Just to clarify, it is not usual for there to be a normal shock in a C-D nozzle unless it is poorly designed or operating off of the expected design conditions. Usually, you would expect it to be fairly close to ideal, so yes, it is reversible. It is quite difficult to slow down the flow without a shock though - much more difficult than accelerating isentropically, so you would be hard pressed to actually demonstrate that in experiment.

 

[T C]

That means if an air/gas stream has 614.8 m/s speed and at 1 barA pressure, then we can raise the pressure to 33.3 barA by using a c/d or divergent nozzle?

 

[jack action]

In theory and ideal conditions, yes.

 

[boneh3ad]

True, a normal shock should not exist inside of a C-D nozzle as long as the pressure ratio is sufficient for the nozzle design.
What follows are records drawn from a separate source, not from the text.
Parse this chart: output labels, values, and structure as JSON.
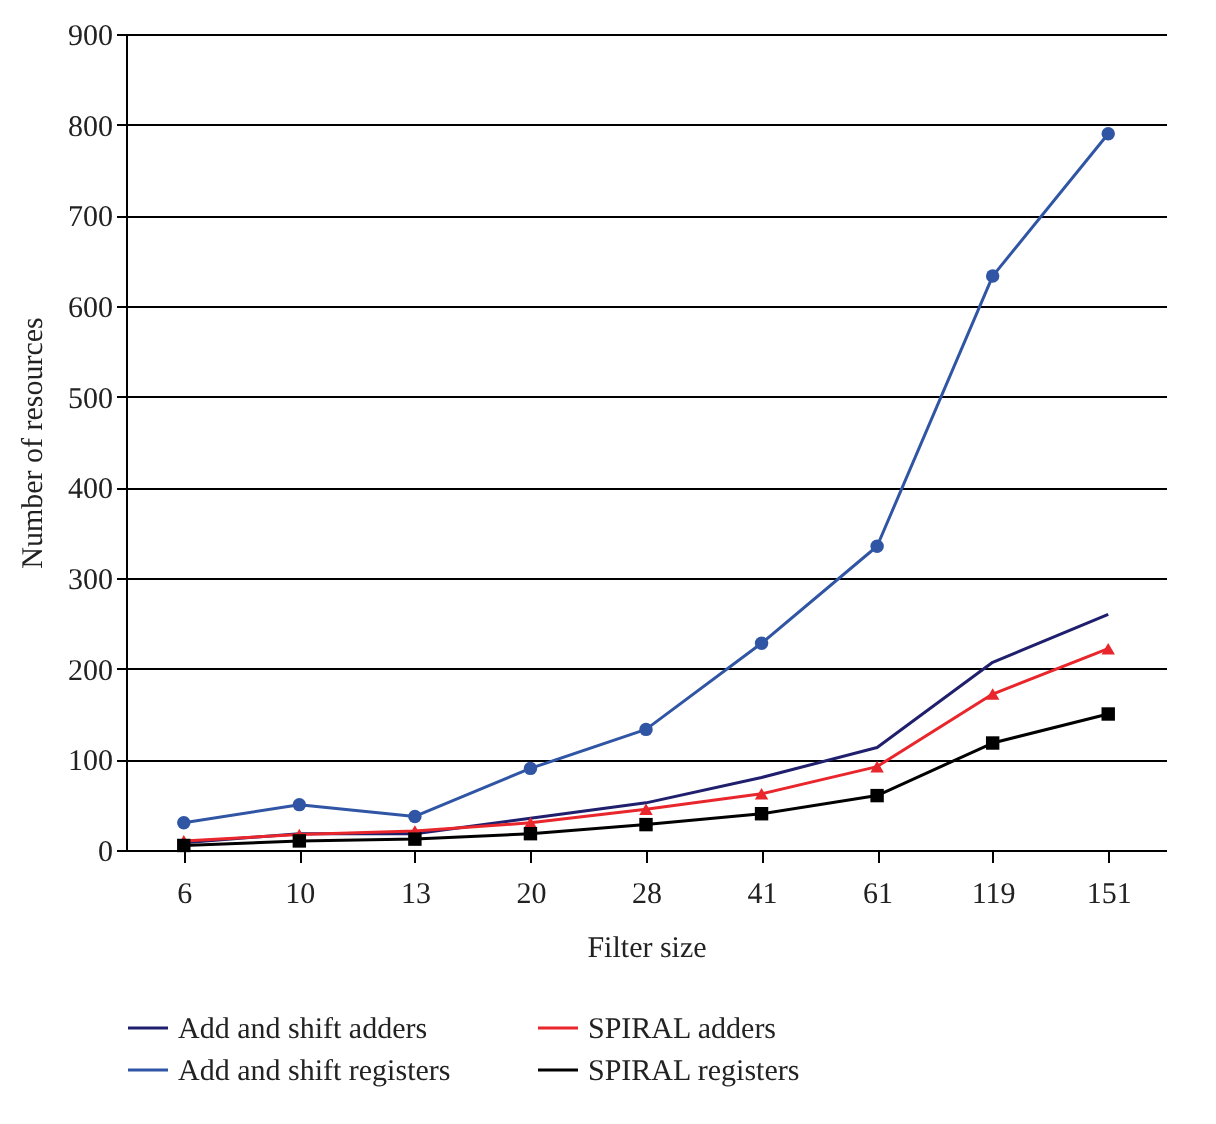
{
  "chart_data": {
    "type": "line",
    "xlabel": "Filter size",
    "ylabel": "Number of resources",
    "categories": [
      "6",
      "10",
      "13",
      "20",
      "28",
      "41",
      "61",
      "119",
      "151"
    ],
    "ylim": [
      0,
      900
    ],
    "yticks": [
      0,
      100,
      200,
      300,
      400,
      500,
      600,
      700,
      800,
      900
    ],
    "grid": "y",
    "legend": "bottom",
    "series": [
      {
        "name": "Add and shift adders",
        "color": "#1f1f6e",
        "marker": "none",
        "values": [
          8,
          18,
          18,
          35,
          52,
          80,
          113,
          207,
          260
        ]
      },
      {
        "name": "SPIRAL adders",
        "color": "#e8262b",
        "marker": "triangle",
        "values": [
          10,
          17,
          21,
          30,
          45,
          62,
          92,
          172,
          222
        ]
      },
      {
        "name": "Add and shift registers",
        "color": "#2f55a4",
        "marker": "circle",
        "values": [
          30,
          50,
          37,
          90,
          133,
          228,
          335,
          633,
          790
        ]
      },
      {
        "name": "SPIRAL registers",
        "color": "#000000",
        "marker": "square",
        "values": [
          5,
          10,
          12,
          18,
          28,
          40,
          60,
          118,
          150
        ]
      }
    ]
  }
}
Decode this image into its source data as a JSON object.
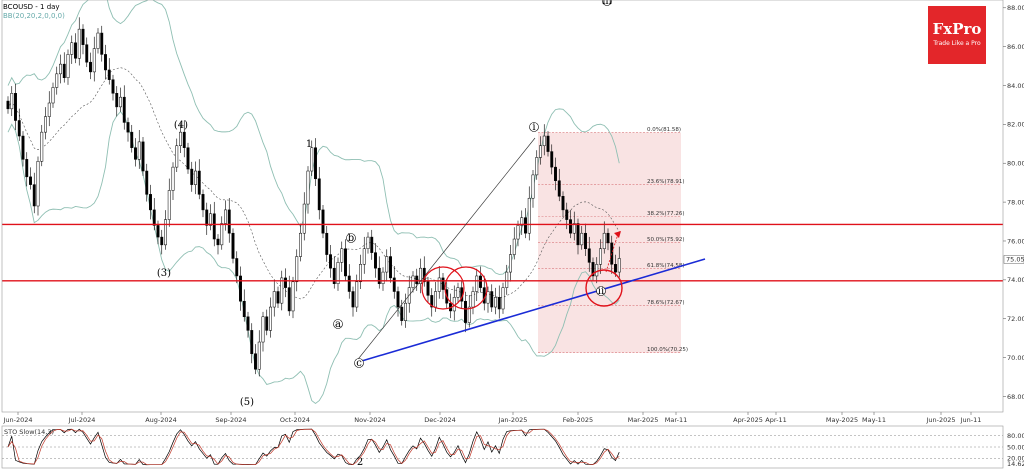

That said, if you want to then slow the resulting supersonic flow down, you almost always have a normal shock somewhere. If you're extremely clever you can maybe avoid that with a borderline magical diffuser. Otherwise, it is nearly impossible to isentropically slow a supersonic flow down to subsonic speeds without a shock. Compression waves simply coalesce too readily into shock waves to make that practical in most cases.

Also, if your gas already had 614 m/s velocity and a pressure of 1 barA, you wouldn't need a C-D nozzle to increase the pressure. You would just need some means of slowing the flow down to zero velocity isentropically. In theory, you could use a C-D diffuser to do it, but in practice, that is wishful thinking and a shock will still likely form.

 

[T C]

Also, if your gas already had 614 m/s velocity and a pressure of 1 barA, you wouldn't need a C-D nozzle to increase the pressure. You would just need some means of slowing the flow down to zero velocity isentropically. In theory, you could use a C-D diffuser to do it, but in practice, that is wishful thinking and a shock will still likely form.

Is there any other way to do the job?

 

[cjl]

Is there any other way to do the job?

There are quite a few ways, but as boneh3ad said, it's almost impossible to slow a flow down from supersonic isentropically. You can do better than just a normal shock - most high speed aircraft use a series of oblique shocks for their engine intakes, as the loss in an oblique shock is lower, but you'll pretty much always end up at a lower pressure and higher temperature than the isentropic relation would indicate, due to the losses inherent in the shocks.